6. Guidance includes removing autofstx.exe from Session Manager BootExecute registry value.
7. Mitigation requires reestablishing BitLocker trust for WinRE using CVE-2026-33825 procedures.
8. Analyst explanation: blocking autofstx.exe stops NTFS replay deleting winpeshl.ini.
9. Microsoft recommends switching encrypted devices from TPM-only to TPM+PIN pre-boot authentication.
10. For unencrypted devices, enforce additional startup authentication via Intune/Group Policy settings.

TAKEAWAYS:

1. Treat WinRE and boot-time paths as critical attack surfaces for BitLocker bypasses.

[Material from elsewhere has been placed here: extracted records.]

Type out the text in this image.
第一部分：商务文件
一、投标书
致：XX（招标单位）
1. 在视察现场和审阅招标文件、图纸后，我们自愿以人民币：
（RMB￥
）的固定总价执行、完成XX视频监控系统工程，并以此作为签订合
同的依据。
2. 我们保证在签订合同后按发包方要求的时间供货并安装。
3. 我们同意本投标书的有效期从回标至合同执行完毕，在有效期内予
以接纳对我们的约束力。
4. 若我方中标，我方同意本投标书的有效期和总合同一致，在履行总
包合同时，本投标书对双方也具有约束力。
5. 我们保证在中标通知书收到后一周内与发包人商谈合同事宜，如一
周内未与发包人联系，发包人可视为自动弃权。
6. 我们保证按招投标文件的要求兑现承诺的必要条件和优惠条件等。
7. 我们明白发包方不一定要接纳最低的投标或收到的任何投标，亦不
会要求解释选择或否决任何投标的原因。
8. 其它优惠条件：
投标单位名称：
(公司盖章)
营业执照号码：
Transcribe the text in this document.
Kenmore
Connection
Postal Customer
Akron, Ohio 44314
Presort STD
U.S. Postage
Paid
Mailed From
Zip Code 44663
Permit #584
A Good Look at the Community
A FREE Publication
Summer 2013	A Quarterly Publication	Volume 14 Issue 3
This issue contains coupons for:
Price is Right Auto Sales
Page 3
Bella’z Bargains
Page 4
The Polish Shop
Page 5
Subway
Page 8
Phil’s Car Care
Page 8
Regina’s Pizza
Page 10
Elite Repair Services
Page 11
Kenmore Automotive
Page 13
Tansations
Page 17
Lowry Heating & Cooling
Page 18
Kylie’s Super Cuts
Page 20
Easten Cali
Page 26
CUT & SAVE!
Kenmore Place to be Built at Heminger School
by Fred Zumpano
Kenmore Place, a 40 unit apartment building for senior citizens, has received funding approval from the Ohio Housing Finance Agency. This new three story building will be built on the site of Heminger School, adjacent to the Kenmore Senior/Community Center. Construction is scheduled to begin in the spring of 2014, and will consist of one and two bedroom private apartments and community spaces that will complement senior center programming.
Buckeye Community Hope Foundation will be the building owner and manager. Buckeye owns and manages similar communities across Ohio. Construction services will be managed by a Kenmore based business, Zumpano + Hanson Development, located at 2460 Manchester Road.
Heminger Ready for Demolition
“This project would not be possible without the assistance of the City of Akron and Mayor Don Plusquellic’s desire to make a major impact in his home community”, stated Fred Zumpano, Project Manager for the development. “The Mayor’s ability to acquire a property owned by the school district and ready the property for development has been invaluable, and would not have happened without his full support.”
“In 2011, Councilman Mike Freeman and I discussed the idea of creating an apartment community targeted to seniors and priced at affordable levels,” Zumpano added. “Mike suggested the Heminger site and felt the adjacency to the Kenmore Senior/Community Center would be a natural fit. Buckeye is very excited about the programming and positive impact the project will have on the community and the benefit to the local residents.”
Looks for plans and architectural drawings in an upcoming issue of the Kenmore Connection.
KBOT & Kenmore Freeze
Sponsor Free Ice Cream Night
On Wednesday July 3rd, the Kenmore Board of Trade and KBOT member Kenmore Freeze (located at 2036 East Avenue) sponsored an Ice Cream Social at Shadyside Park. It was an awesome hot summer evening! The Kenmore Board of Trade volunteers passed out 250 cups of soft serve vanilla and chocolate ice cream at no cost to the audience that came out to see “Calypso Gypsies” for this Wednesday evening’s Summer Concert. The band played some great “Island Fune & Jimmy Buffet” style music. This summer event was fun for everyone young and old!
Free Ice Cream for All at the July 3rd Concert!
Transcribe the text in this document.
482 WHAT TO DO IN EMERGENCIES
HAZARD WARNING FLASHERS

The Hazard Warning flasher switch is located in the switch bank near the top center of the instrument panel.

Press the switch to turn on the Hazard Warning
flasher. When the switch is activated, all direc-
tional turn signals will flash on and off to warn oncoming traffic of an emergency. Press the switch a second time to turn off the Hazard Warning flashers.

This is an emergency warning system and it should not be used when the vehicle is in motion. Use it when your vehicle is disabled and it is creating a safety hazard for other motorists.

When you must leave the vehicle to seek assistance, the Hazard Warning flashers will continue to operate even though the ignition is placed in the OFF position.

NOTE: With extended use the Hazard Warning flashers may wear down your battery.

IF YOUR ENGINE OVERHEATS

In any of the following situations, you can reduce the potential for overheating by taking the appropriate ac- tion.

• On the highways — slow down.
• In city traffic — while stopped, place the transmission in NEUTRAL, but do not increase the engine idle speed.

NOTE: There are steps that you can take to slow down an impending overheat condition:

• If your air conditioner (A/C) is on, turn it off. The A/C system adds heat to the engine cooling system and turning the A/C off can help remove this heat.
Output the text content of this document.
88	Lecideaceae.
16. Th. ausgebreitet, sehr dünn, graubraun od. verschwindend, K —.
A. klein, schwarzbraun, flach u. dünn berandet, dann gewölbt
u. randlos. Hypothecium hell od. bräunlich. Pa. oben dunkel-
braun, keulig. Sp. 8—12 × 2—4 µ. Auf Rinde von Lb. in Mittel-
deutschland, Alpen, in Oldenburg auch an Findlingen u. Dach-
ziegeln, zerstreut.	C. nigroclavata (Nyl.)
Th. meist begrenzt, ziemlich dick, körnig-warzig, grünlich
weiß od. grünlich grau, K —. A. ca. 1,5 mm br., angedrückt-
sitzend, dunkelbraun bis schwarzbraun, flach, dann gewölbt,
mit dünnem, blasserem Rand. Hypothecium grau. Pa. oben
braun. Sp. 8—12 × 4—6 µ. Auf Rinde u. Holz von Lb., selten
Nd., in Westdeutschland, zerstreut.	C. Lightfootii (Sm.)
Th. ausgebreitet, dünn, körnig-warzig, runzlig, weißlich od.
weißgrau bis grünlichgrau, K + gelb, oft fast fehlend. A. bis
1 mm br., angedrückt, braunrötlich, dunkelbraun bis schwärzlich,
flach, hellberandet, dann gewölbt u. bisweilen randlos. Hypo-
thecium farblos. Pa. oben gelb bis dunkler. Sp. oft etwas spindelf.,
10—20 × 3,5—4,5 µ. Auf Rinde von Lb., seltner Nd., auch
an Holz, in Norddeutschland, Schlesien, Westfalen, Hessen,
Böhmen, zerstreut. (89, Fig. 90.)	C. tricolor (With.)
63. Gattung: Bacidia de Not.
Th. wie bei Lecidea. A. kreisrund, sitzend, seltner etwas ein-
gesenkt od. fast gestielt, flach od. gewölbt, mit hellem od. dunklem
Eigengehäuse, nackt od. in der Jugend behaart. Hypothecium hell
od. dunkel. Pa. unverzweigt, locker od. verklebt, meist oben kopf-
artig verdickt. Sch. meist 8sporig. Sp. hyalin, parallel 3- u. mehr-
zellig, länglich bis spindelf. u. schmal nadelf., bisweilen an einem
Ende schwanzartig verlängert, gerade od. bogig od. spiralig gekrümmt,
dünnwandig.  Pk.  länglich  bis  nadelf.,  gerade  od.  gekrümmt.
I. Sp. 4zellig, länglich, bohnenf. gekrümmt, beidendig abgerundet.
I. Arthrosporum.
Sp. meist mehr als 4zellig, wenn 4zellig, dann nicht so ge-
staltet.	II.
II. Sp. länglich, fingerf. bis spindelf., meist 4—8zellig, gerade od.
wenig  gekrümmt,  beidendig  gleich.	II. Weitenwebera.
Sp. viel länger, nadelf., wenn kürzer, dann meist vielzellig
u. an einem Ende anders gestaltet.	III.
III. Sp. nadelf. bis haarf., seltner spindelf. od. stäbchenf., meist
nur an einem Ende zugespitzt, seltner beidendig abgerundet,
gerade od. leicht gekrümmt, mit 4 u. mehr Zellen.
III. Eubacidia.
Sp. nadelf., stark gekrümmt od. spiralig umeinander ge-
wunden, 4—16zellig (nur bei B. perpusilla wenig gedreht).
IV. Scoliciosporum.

2. Implement registry and WinRE trust hardening immediately while awaiting a security update.
3. Enforcing TPM+PIN materially raises the bar against pre-boot local bypass techniques.
4. Public PoCs increase likelihood of real-world exploitation, demanding rapid configuration changes.
5. Validate security controls beyond pentest “reachability,” including detection and configuration effectiveness.